Vous avez piqué certains de vos joueurs sur les exigences du haut-niveau ces derniers jours. N'Golo Kanté nous a dit que l'évolution du jeu des Bleus était un sujet au cœur des discussions dans le groupe...

Je pense qu'il y a une interprétation un peu fausse (sourire). On peut parler de style, mais la finalité du football est d'être efficace dans deux zones : offensive et défensive. On peut jouer avec des profils différents, on peut amener plus de créativité, mais la difficulté est de garder la même solidité. On peut jouer haut, on peut jouer bloc médian, on peut jouer bas... On peut toujours s'améliorer, mais si on maintient déjà ce qui a été fait jusqu'à maintenant, ce serait déjà bien.

Deschamps : « Mbappé en pointe ? Pas possible de répondre catégoriquement »


Kylian Mbappé devait débuter en pointe contre l'Islande, est-ce que cette idée pourrait revenir contre l'Allemagne, voire s'imposer à plus long terme ?

Cela peut être un débat. Kylian est performant dans différentes positions. C'est une solution différente de ce que propose Olivier Giroud. J'étais parti dans cette idée-là jeudi et j'ai dû modifier mes plans suite au petit problème qu'a eu Kylian. Il y a des avantages et des inconvénients selon son positionnement. Ce n'est pas possible de répondre catégoriquement aujourd'hui. Mais c'est une évolution qui demande des aménagements.

Comment faire pour éviter qu'il prenne le melon avec tout ce qui lui arrive ?

Il ne l'a pas. Je n'ai pas besoin de faire quoi que ce soit pour qu'il ne l'ait pas. Kylian vit très bien sa notoriété, sa popularité, et ça ne le fait pas dévier de la route qu'il a tracée. Il a conscience de ce qu'il fait, de ce qu'il doit encore faire, il n'y a pas de melon.

On vous a vu longuement discuté avec Presnel Kimpembe à l'entrainement, que doit-il faire de plus ?

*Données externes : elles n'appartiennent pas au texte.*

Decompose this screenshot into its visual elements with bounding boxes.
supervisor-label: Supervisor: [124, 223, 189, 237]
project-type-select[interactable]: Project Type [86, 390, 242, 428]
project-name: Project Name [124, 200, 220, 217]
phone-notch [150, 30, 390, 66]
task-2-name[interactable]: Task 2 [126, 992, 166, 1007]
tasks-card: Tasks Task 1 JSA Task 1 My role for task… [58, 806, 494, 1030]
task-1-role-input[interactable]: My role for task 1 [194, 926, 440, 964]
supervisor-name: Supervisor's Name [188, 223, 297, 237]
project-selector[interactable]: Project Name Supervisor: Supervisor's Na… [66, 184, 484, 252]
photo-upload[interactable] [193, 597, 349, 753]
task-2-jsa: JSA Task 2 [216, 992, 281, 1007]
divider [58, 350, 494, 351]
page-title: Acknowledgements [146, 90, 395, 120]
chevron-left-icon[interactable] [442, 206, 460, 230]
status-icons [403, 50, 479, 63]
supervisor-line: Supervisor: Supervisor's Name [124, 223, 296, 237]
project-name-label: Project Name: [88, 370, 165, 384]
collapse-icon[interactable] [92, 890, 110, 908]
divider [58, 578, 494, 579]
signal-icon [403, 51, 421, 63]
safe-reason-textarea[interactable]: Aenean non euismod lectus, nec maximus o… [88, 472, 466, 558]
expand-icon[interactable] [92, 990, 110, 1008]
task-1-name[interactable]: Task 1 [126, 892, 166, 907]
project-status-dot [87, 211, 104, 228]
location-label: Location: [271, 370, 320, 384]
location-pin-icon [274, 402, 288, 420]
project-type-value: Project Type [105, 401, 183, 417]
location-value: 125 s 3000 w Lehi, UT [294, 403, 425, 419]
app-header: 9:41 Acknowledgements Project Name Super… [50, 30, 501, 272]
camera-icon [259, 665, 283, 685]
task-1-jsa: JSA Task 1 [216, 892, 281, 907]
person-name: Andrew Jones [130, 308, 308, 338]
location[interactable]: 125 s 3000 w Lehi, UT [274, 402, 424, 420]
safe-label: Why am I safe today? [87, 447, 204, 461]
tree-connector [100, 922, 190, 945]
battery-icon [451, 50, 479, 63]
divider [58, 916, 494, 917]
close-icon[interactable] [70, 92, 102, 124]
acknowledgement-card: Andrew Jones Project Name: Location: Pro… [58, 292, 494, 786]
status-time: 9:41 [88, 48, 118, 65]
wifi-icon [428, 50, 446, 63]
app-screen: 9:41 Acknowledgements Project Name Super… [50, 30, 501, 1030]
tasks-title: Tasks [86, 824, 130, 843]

Kim est un joueur qui est avec nous depuis un moment mais ce n'était que sa deuxième titularisation. Lors de la première contre le Danemark, il avait été très performant. Il a des étapes à franchir. Il s'est retrouvé dans un match où l'équipe n'était pas au mieux dans globalité. Il faut gagner en efficacité, notamment sur l'action du premier but, où il aurait dû la mettre en touche. Cette action conditionne un peu son match. Mais j'ai confiance en lui, comme en d'autres joueurs qui n'étaient pas au mieux.

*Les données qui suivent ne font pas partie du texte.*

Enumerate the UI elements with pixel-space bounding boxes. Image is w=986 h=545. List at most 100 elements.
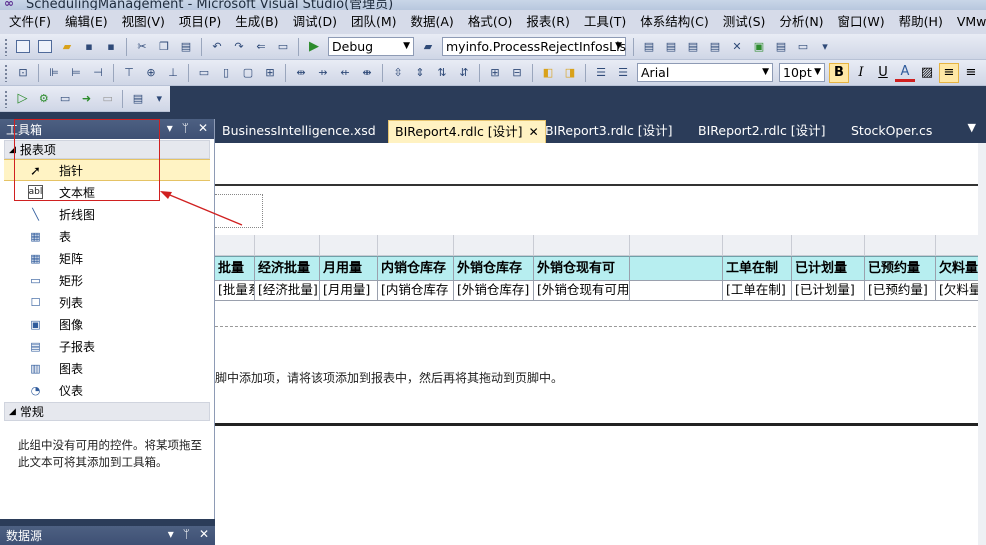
header-cell[interactable]: 已预约量 bbox=[865, 256, 936, 281]
open-file-icon[interactable]: ▰ bbox=[59, 39, 75, 55]
menu-item[interactable]: 格式(O) bbox=[461, 10, 520, 34]
tools-icon[interactable]: ✕ bbox=[729, 39, 745, 55]
align-centers-icon[interactable]: ⊨ bbox=[68, 65, 84, 81]
menu-item[interactable]: 文件(F) bbox=[2, 10, 58, 34]
toolbox-item[interactable]: ╲ 折线图 bbox=[0, 203, 214, 225]
size-to-grid-icon[interactable]: ⊞ bbox=[262, 65, 278, 81]
column-handle[interactable] bbox=[454, 235, 534, 256]
menu-item[interactable]: 分析(N) bbox=[772, 10, 830, 34]
tab-businessintelligence-xsd[interactable]: BusinessIntelligence.xsd bbox=[222, 120, 376, 143]
menu-item[interactable]: 视图(V) bbox=[115, 10, 172, 34]
column-handle[interactable] bbox=[792, 235, 865, 256]
toolbar-grip[interactable] bbox=[4, 37, 8, 56]
make-same-size-icon[interactable]: ▢ bbox=[240, 65, 256, 81]
field-cell[interactable]: [外销仓库存] bbox=[454, 281, 534, 301]
overflow-icon[interactable]: ▾ bbox=[152, 91, 167, 107]
align-to-grid-icon[interactable]: ⊡ bbox=[15, 65, 31, 81]
report-item-outline[interactable] bbox=[215, 194, 263, 228]
column-handle[interactable] bbox=[320, 235, 378, 256]
server-explorer-icon[interactable]: ▤ bbox=[773, 39, 789, 55]
report-forward-icon[interactable]: ➜ bbox=[79, 91, 94, 107]
field-cell[interactable]: [欠料量 bbox=[936, 281, 981, 301]
toolbox-item[interactable]: ▦ 表 bbox=[0, 225, 214, 247]
send-to-back-icon[interactable]: ◨ bbox=[562, 65, 578, 81]
align-lefts-icon[interactable]: ⊫ bbox=[46, 65, 62, 81]
header-cell[interactable] bbox=[630, 256, 723, 281]
center-vertically-icon[interactable]: ⊟ bbox=[509, 65, 525, 81]
field-cell[interactable]: [已预约量] bbox=[865, 281, 936, 301]
undo-icon[interactable]: ↶ bbox=[209, 39, 225, 55]
menu-item[interactable]: 调试(D) bbox=[286, 10, 344, 34]
report-grayed-icon[interactable]: ▭ bbox=[100, 91, 115, 107]
align-left-text-icon[interactable]: ≡ bbox=[939, 62, 959, 83]
field-cell[interactable]: [批量系 bbox=[215, 281, 255, 301]
command-window-icon[interactable]: ▭ bbox=[795, 39, 811, 55]
field-cell[interactable]: [外销仓现有可用 bbox=[534, 281, 630, 301]
increase-horizontal-spacing-icon[interactable]: ⇸ bbox=[315, 65, 331, 81]
report-designer-surface[interactable]: 批量 经济批量 月用量 内销仓库存 外销仓库存 外销仓现有可 工单在制 已计划量 已预约量 欠料量… bbox=[215, 143, 986, 545]
increase-vertical-spacing-icon[interactable]: ⇕ bbox=[412, 65, 428, 81]
tab-bireport4[interactable]: BIReport4.rdlc [设计] ✕ bbox=[388, 120, 546, 143]
menu-item[interactable]: 帮助(H) bbox=[892, 10, 950, 34]
run-icon[interactable]: ▷ bbox=[15, 91, 30, 107]
menu-item[interactable]: 项目(P) bbox=[172, 10, 228, 34]
header-cell[interactable]: 欠料量 bbox=[936, 256, 981, 281]
column-handle[interactable] bbox=[215, 235, 255, 256]
tab-list-dropdown-icon[interactable]: ▼ bbox=[968, 121, 976, 134]
toolbox-group-general[interactable]: ◢ 常规 bbox=[4, 402, 210, 421]
redo-icon[interactable]: ↷ bbox=[231, 39, 247, 55]
align-bottoms-icon[interactable]: ⊥ bbox=[165, 65, 181, 81]
layout-overflow-icon[interactable]: ☰ bbox=[615, 65, 631, 81]
header-cell[interactable]: 月用量 bbox=[320, 256, 378, 281]
solution-configuration-select[interactable]: Debug ▼ bbox=[328, 37, 414, 56]
bold-button[interactable]: B bbox=[829, 62, 849, 83]
tab-bireport2[interactable]: BIReport2.rdlc [设计] bbox=[698, 120, 826, 143]
toolbox-item[interactable]: ☐ 列表 bbox=[0, 291, 214, 313]
menu-item[interactable]: 窗口(W) bbox=[831, 10, 892, 34]
find-in-files-icon[interactable]: ▰ bbox=[420, 39, 436, 55]
report-data-icon[interactable]: ▭ bbox=[57, 91, 72, 107]
align-rights-icon[interactable]: ⊣ bbox=[90, 65, 106, 81]
menu-item[interactable]: 数据(A) bbox=[404, 10, 461, 34]
field-cell[interactable]: [经济批量] bbox=[255, 281, 320, 301]
cut-icon[interactable]: ✂ bbox=[134, 39, 150, 55]
dropdown-icon[interactable]: ▾ bbox=[168, 527, 174, 541]
vertical-spacing-icon[interactable]: ⇳ bbox=[390, 65, 406, 81]
properties-icon[interactable]: ▤ bbox=[663, 39, 679, 55]
menu-item[interactable]: 工具(T) bbox=[577, 10, 633, 34]
header-cell[interactable]: 工单在制 bbox=[723, 256, 792, 281]
remove-vertical-spacing-icon[interactable]: ⇵ bbox=[456, 65, 472, 81]
toolbox-item[interactable]: ▣ 图像 bbox=[0, 313, 214, 335]
toolbox-item[interactable]: ◔ 仪表 bbox=[0, 379, 214, 401]
menu-item[interactable]: VMware bbox=[950, 10, 986, 34]
make-same-width-icon[interactable]: ▭ bbox=[196, 65, 212, 81]
menu-item[interactable]: 编辑(E) bbox=[58, 10, 115, 34]
background-color-icon[interactable]: ▨ bbox=[917, 63, 937, 83]
underline-button[interactable]: U bbox=[873, 63, 893, 83]
pin-icon[interactable]: ᛘ bbox=[182, 121, 189, 135]
menu-item[interactable]: 测试(S) bbox=[716, 10, 773, 34]
startup-item-select[interactable]: myinfo.ProcessRejectInfosLis ▼ bbox=[442, 37, 626, 56]
table-header-row[interactable]: 批量 经济批量 月用量 内销仓库存 外销仓库存 外销仓现有可 工单在制 已计划量 已预约量 欠料量 bbox=[215, 256, 981, 281]
menu-item[interactable]: 团队(M) bbox=[344, 10, 404, 34]
column-handle[interactable] bbox=[936, 235, 981, 256]
column-handle[interactable] bbox=[723, 235, 792, 256]
save-icon[interactable]: ▪ bbox=[81, 39, 97, 55]
align-center-text-icon[interactable]: ≡ bbox=[961, 63, 981, 83]
field-cell[interactable]: [内销仓库存 bbox=[378, 281, 454, 301]
toolbox-item[interactable]: ▤ 子报表 bbox=[0, 335, 214, 357]
table-column-handles[interactable] bbox=[215, 235, 981, 256]
pin-icon[interactable]: ᛘ bbox=[183, 527, 190, 541]
font-size-select[interactable]: 10pt ▼ bbox=[779, 63, 825, 82]
column-handle[interactable] bbox=[630, 235, 723, 256]
menu-item[interactable]: 报表(R) bbox=[519, 10, 576, 34]
make-same-height-icon[interactable]: ▯ bbox=[218, 65, 234, 81]
font-color-button[interactable]: A bbox=[895, 64, 915, 82]
extension-manager-icon[interactable]: ▣ bbox=[751, 39, 767, 55]
toolbox-item[interactable]: ▥ 图表 bbox=[0, 357, 214, 379]
field-cell[interactable]: [工单在制] bbox=[723, 281, 792, 301]
vertical-scrollbar[interactable] bbox=[978, 143, 986, 545]
close-icon[interactable]: ✕ bbox=[199, 527, 209, 541]
toolbar-grip[interactable] bbox=[4, 89, 8, 108]
table-detail-row[interactable]: [批量系[经济批量][月用量][内销仓库存[外销仓库存][外销仓现有可用 [工单在… bbox=[215, 281, 981, 301]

Que manque-t-il à Thomas Lemar pour s'imposer en équipe de France ?

Vous me posez la même question pour Ousmane Dembélé ou Florian Thauvin. Thomas Lemar est habitué à être dans le groupe, même s'il n'a pas eu un temps de jeu très important. Il a changé de club, on lui demande des choses différentes. Il a eu de bonnes périodes, d'autres un peu moins bonnes. Il a toutes les qualités du joueur de haut-niveau mais il y a beaucoup de concurrence.

Deschamps : « Je ne me rappelle pas de mes rêves »

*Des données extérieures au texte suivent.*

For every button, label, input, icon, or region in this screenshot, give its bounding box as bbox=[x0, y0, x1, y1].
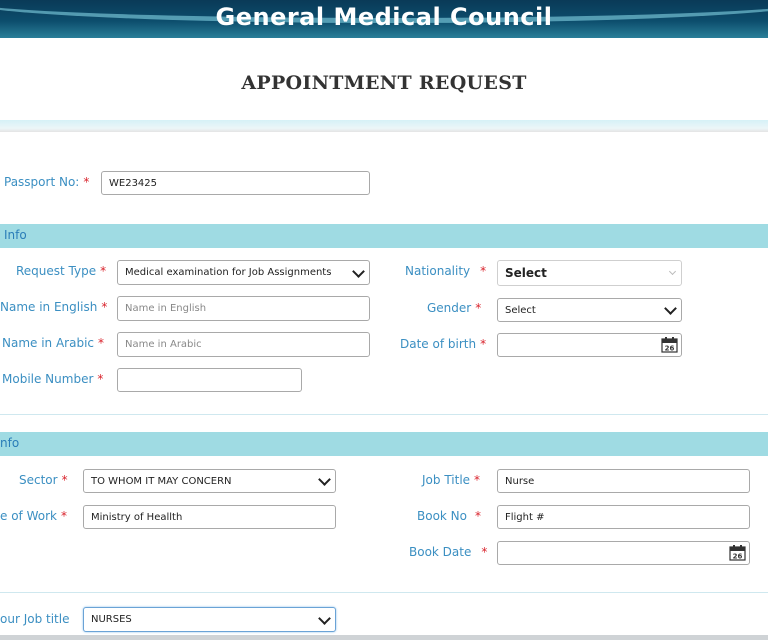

Sentez-vous que cette Ligue des Nations prend dans l'esprit de vos joueurs, qu'elle commence à créer une émulation ?

Dès le départ. On a enchaîné Allemagne et Pays-Bas en trois jours en septembre. C'est une compétition avec un objectif au bout, les joueurs le savent. C'est déjà l'avant-dernier match, il est décisif pour l'Allemagne de par leur classement, et il est très important pour nous. L'adrénaline est là et sera encore présente demain (mardi).

De quoi rêve-t-on quand on a 50 ans et qu'on est double champion du monde ?

Je ne me rappelle pas de mes rêves. Le meilleur est à venir, comme le disait toujours mon ami Marcel Desailly. Je veux bien le croire. Je n'ai pas à me plaindre. C'est un passage symbolique car ça représente un demi-siècle, mais je le vis bien. Le plus important reste la santé pour mes proches et moi.